Eco-news in brief 8-21
By CG News Editor April Jaynes
Ohio University students develop collaborative shale database
Ohio University’s Voinovich School of Leadership and Public Affairs recently created a database that links shale gas drillers with Ohio companies that provide supplies and services. Students developed this database with a $100,000 rural business enterprise grant from the U.S. Department of Agriculture. The database includes more than 700 companies, with more than half of these companies located in 12 Eastern and Southeastern counties, stretching from Athens County to Tuscarawas and Jefferson Counties. Companies can join the database by filling out a survey to create a profile.
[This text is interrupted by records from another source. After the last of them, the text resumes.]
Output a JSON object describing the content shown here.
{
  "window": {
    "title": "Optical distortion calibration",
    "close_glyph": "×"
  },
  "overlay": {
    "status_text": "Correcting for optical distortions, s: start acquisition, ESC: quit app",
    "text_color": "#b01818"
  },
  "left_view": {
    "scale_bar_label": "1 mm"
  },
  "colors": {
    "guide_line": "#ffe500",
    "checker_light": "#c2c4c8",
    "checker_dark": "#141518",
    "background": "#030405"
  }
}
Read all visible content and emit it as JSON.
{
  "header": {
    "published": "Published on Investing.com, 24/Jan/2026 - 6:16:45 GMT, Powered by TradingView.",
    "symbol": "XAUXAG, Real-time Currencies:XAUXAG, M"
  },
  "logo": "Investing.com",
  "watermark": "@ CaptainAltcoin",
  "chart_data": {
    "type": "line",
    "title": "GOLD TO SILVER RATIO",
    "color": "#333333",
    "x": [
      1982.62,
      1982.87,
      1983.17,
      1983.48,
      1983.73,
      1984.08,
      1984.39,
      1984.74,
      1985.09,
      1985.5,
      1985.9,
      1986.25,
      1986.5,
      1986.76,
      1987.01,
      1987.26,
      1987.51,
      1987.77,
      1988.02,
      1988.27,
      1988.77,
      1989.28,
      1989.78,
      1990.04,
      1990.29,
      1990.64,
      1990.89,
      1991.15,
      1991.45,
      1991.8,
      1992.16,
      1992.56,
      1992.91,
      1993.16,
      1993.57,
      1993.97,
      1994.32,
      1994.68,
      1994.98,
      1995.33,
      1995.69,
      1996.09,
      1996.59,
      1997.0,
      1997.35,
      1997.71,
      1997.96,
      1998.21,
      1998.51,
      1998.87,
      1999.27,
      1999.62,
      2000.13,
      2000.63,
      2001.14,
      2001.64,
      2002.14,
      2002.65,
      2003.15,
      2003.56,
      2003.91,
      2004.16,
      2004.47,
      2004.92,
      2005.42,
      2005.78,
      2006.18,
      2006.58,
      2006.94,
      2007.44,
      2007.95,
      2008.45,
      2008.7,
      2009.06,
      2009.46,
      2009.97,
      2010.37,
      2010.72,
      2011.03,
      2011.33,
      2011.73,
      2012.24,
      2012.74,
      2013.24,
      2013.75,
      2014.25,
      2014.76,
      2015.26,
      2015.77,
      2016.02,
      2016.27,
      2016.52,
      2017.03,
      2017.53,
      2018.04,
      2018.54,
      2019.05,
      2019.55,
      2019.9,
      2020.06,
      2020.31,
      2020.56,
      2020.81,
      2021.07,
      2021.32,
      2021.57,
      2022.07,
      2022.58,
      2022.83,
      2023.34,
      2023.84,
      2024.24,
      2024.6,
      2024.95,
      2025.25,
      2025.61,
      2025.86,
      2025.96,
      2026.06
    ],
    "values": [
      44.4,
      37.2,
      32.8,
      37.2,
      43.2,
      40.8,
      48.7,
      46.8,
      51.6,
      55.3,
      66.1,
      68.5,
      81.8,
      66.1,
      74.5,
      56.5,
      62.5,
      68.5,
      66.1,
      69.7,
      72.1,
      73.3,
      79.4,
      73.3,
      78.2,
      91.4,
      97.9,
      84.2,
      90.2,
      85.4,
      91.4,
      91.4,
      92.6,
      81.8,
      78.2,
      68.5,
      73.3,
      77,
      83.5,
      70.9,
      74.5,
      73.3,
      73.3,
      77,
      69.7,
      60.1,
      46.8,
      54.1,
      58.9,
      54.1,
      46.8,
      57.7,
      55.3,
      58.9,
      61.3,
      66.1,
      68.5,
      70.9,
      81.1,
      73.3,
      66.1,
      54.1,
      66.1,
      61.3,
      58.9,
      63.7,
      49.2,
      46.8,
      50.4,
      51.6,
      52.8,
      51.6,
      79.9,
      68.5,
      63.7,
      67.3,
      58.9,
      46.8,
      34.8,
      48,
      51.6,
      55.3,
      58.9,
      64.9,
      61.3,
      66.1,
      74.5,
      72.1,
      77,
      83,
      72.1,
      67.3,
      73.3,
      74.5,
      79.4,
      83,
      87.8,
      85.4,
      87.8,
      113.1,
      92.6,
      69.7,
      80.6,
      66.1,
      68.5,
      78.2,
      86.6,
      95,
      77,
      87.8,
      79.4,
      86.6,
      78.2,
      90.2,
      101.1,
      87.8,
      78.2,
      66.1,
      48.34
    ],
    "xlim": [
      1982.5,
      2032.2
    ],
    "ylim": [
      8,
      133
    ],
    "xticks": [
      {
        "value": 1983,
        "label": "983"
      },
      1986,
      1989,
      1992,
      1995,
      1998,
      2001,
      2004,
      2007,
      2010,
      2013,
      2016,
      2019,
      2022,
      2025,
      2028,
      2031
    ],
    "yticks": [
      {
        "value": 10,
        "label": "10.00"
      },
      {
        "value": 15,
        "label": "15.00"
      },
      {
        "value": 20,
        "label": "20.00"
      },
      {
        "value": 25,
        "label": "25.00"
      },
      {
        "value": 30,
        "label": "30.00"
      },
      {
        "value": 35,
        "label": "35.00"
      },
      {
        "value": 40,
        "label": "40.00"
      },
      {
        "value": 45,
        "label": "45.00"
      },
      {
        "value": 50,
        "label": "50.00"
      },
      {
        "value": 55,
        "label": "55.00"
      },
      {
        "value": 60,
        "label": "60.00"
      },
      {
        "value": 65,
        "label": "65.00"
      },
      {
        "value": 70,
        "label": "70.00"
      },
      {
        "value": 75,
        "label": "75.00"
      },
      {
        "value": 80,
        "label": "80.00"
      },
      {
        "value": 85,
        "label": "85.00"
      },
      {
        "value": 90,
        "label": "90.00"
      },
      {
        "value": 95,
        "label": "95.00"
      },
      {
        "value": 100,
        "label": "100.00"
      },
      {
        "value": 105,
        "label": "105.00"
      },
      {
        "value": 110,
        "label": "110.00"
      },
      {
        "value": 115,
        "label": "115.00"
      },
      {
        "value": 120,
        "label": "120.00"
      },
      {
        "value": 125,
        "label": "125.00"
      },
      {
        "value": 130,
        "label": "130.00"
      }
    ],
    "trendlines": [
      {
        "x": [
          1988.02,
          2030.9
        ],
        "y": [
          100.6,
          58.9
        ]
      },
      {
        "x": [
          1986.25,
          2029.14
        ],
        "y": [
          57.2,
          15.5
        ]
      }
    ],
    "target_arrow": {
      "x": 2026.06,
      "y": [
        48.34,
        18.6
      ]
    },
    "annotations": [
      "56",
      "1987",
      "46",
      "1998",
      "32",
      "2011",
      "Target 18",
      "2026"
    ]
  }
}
In hopes of expanding the database statewide, Voinovich School is in the process of forming a partnership with the Ohio Shale Coalition.
Student discovers 8 new species of sharks
Paul Clerkin, a shark ecology graduate at California’s Moss Landing Marine Laboratories, took a two-month fishing expedition last March on the Indian Ocean in search of new shark species. Out of the 350 sharks caught, Clerkin uncovered 8 new species of sharks. The sharks were caught about 6,500 feet deep into the ocean as bycatch and have odd features such as distorted snouts and emerging spines. The largest shark caught was a false catshark, a known but rare species. Clerkin is sending off genetic samples for comparison and is taking between 80 and 90 different measurements from each shark. If the sharks prove to be new species, Clerkin will be able to name them.
Butterfly mutations due to radiation
Last year’s earthquake and tsunami in Japan caused radiation to leak from the Fukushima nuclear plant, resulting in butterfly mutations. The mutations included dented eyes and stunted wings in a common species of pale grass blue butterflies found near the plant. The butterfly research was published in Science Reports in early August. Researchers say humans appear to be relatively unaffected, and further study is needed to link human health to the radiation leak from the Fukushima plant.The butterfly mutations are the first evidence that the radiation leak caused mutations in living organisms.